L’invalidità, poi, viene stabilita in percentuale di riduzione della capacità lavorativa:

  • Al 34% si ha diritto ad ausili e protesi, previsti dal nomenclatore nazionale e, comunque, la loro concessione è subordinata alla diagnosi indicata nella certificazione di invalidità.
  • Dal 46% si ha diritto al collocamento mirato.
  • Dal 51% si ha diritto al congedo straordinario per cure e terapie se previsto dal contratto nazionale di categoria di appartenenza.
  • Dal 67% si ha diritto all’esenzione dal pagamento del ticket sanitario (esclusa la quota fissa). Inoltre: tessera regionale di libera circolazione, con tariffa agevolata, nel rispetto del limite ISEE per usufruirne.
  • Dal 75% si ha diritto all’assegno mensile di assistenza per i pazienti tra i 18 ed i 65 anni privi di occupazione, nel rispetto nel rispetto dei limiti di reddito per usufruirne. L’assegno non è cumulabile con altre prestazioni economiche riconosciute dall’Inps. Gli over 65 possono usufruire dell’assegno sociale.
  • Al 100% – cioè la persona incapace di deambulare senza l’aiuto permanente di un accompagnatore o con necessità di assistenza continua non essendo in grado di compiere autonomamente gli atti quotidiani della vita – si ha diritto anche alla pensione di inabilità (nel rispetto nel rispetto dei limiti di reddito per usufruirne) e all’indennità di accompagnamento indipendentemente dall’età e dai redditi posseduti, che viene sospeso durante i periodi di ricovero gratuito in istituto.

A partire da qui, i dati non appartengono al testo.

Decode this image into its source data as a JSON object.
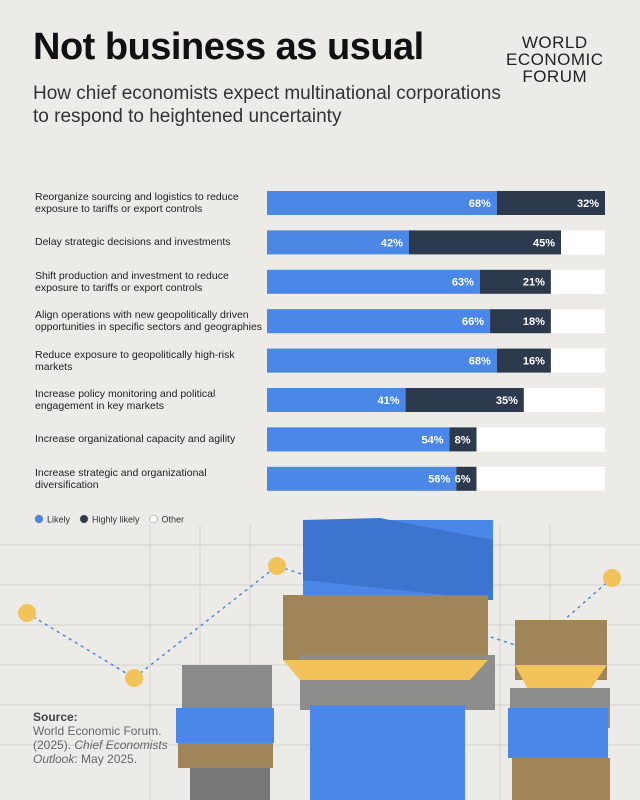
{
  "chart_data": {
    "type": "stacked-bar-horizontal",
    "title": "Not business as usual",
    "subtitle": "How chief economists expect multinational corporations to respond to heightened uncertainty",
    "logo": [
      "WORLD",
      "ECONOMIC",
      "FORUM"
    ],
    "categories": [
      "Reorganize sourcing and logistics to reduce exposure to tariffs or export controls",
      "Delay strategic decisions and investments",
      "Shift production and investment to reduce exposure to tariffs or export controls",
      "Align operations with new geopolitically driven opportunities in specific sectors and geographies",
      "Reduce exposure to geopolitically high-risk markets",
      "Increase policy monitoring and political engagement in key markets",
      "Increase organizational capacity and agility",
      "Increase strategic and organizational diversification"
    ],
    "xlim": [
      0,
      100
    ],
    "series": [
      {
        "name": "Likely",
        "color": "#4a87e6",
        "values": [
          68,
          42,
          63,
          66,
          68,
          41,
          54,
          56
        ],
        "value_labels": [
          "68%",
          "42%",
          "63%",
          "66%",
          "68%",
          "41%",
          "54%",
          "56%"
        ]
      },
      {
        "name": "Highly likely",
        "color": "#2d3a4d",
        "values": [
          32,
          45,
          21,
          18,
          16,
          35,
          8,
          6
        ],
        "value_labels": [
          "32%",
          "45%",
          "21%",
          "18%",
          "16%",
          "35%",
          "8%",
          "6%"
        ]
      },
      {
        "name": "Other",
        "color": "#ffffff",
        "values": [
          0,
          13,
          16,
          16,
          16,
          24,
          38,
          38
        ]
      }
    ],
    "legend": "bottom-left",
    "source": {
      "label": "Source:",
      "text": "World Economic Forum. (2025).",
      "publication": "Chief Economists Outlook",
      "date": ": May 2025."
    }
  }
}
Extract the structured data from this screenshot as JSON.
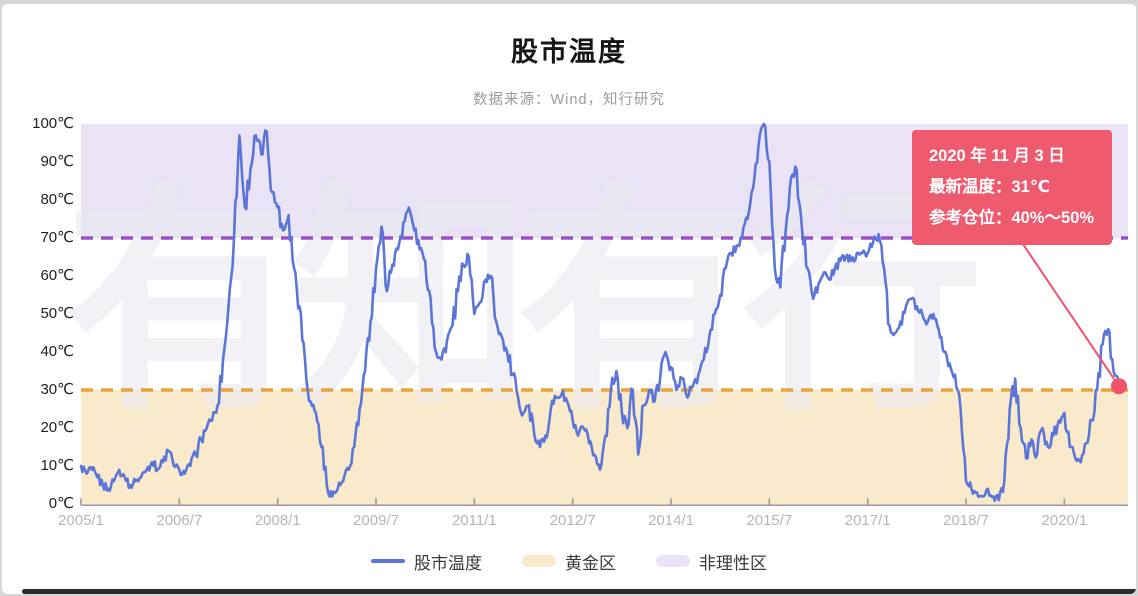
{
  "header": {
    "title": "股市温度",
    "subtitle": "数据来源：Wind，知行研究"
  },
  "watermark": "有知有行",
  "tooltip": {
    "date": "2020 年 11 月 3 日",
    "temperature": "最新温度：31℃",
    "position": "参考仓位：40%～50%",
    "bg": "#ee5a6e"
  },
  "legend": [
    {
      "key": "market-temperature",
      "label": "股市温度",
      "type": "line",
      "color": "#5b76d8"
    },
    {
      "key": "gold-zone",
      "label": "黄金区",
      "type": "box",
      "color": "#f8e9cd"
    },
    {
      "key": "irrational-zone",
      "label": "非理性区",
      "type": "box",
      "color": "#e9e3f5"
    }
  ],
  "chart_data": {
    "type": "line",
    "title": "股市温度",
    "x_tick_labels": [
      "2005/1",
      "2006/7",
      "2008/1",
      "2009/7",
      "2011/1",
      "2012/7",
      "2014/1",
      "2015/7",
      "2017/1",
      "2018/7",
      "2020/1"
    ],
    "x_tick_month_index": [
      0,
      18,
      36,
      54,
      72,
      90,
      108,
      126,
      144,
      162,
      180
    ],
    "y_ticks": [
      "100℃",
      "90℃",
      "80℃",
      "70℃",
      "60℃",
      "50℃",
      "40℃",
      "30℃",
      "20℃",
      "10℃",
      "0℃"
    ],
    "ylim": [
      0,
      100
    ],
    "grid": false,
    "legend_position": "bottom",
    "bands": [
      {
        "key": "irrational-zone",
        "label": "非理性区",
        "from": 70,
        "to": 100,
        "color": "#e9e3f5"
      },
      {
        "key": "gold-zone",
        "label": "黄金区",
        "from": 0,
        "to": 30,
        "color": "#faeacc"
      }
    ],
    "thresholds": [
      {
        "key": "irrational-threshold",
        "value": 70,
        "color": "#9b50c8"
      },
      {
        "key": "gold-threshold",
        "value": 30,
        "color": "#e8a33c"
      }
    ],
    "series": [
      {
        "name": "股市温度",
        "color": "#5b76d8",
        "start": "2005/1",
        "interval": "month",
        "values": [
          10,
          8,
          9,
          7,
          5,
          4,
          6,
          9,
          7,
          5,
          6,
          7,
          9,
          11,
          9,
          11,
          14,
          10,
          9,
          8,
          10,
          13,
          17,
          20,
          22,
          26,
          38,
          52,
          70,
          97,
          78,
          88,
          97,
          92,
          98,
          82,
          78,
          72,
          76,
          62,
          52,
          38,
          27,
          24,
          15,
          5,
          2,
          4,
          6,
          9,
          15,
          25,
          35,
          48,
          62,
          73,
          56,
          63,
          67,
          74,
          78,
          72,
          67,
          64,
          54,
          40,
          38,
          43,
          47,
          56,
          63,
          65,
          50,
          53,
          59,
          60,
          48,
          44,
          40,
          34,
          28,
          24,
          26,
          18,
          15,
          18,
          25,
          28,
          29,
          27,
          22,
          18,
          20,
          16,
          13,
          9,
          18,
          30,
          35,
          24,
          20,
          30,
          13,
          26,
          30,
          27,
          33,
          40,
          36,
          30,
          33,
          28,
          31,
          34,
          38,
          44,
          50,
          55,
          62,
          66,
          68,
          70,
          75,
          83,
          94,
          100,
          90,
          62,
          57,
          72,
          86,
          88,
          72,
          62,
          54,
          58,
          61,
          59,
          62,
          64,
          65,
          64,
          66,
          66,
          66,
          69,
          71,
          62,
          47,
          45,
          48,
          52,
          54,
          52,
          50,
          48,
          50,
          46,
          40,
          37,
          34,
          25,
          6,
          4,
          3,
          2,
          4,
          2,
          1,
          6,
          25,
          33,
          20,
          12,
          17,
          13,
          20,
          15,
          18,
          22,
          24,
          15,
          12,
          11,
          16,
          22,
          30,
          42,
          46,
          35,
          31
        ]
      }
    ],
    "last_point": {
      "date": "2020/11/3",
      "value": 31,
      "color": "#f1516b"
    }
  }
}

Per chi supera i 65 anni c’è l’assegno sociale dell’INPS.

Per la valutazione delle percentuali di invalidità civile, leggi quì.

A certificare la ridotta capacità è il medico INPS, a valutarla è, invece, la Commissione ASL Durante la visita di accertamento è possibile farsi assistere (a proprie spese) da un medico di fiducia.

Alla richiesta di invalidità è importante allegare tutta la documentazione possibile inerente la malattia rara, rilasciata da un medico specializzato o dalle strutture a cui ci si è rivolti per la diagnosi, le cure, le terapie e quant’altro.

Per richiedere l’invalidità per malattie rare bisogna, prima di tutto, andare dal medico di base al fine di ottenere il certificato che attesti proprio la sussistenza dell’invalidità, redatto su un apposito modello predisposto dall’Inps ed inviato dal medico all’Istituto per via telematica. Al paziente verrà consegnata una ricevuta con un numero di protocollo.

Successivamente, occorre inviare entro 30 giorni dalla data in cui è stato ottenuto il certificato (altrimenti scade) la domanda di inabilità all’Inps, tramite una delle seguenti modalità d’invio:

  • il sito Internet dell’Inps con il codice pin dell’Istituto o lo Spid (il sistema di identità digitale che dà accesso ai servizi della Pubblica amministrazione);
  • il Contact center dell’Istituto (numero 803.164);
  • un patronato.

indicando sempre il numero di protocollo ricevuto dal medico di base.

Quindi, sarà possibile decidere la data per la visita medica di fronte alla Commissione dell’ASL a cui partecipa, appunto, un medico delegato dall’Inps.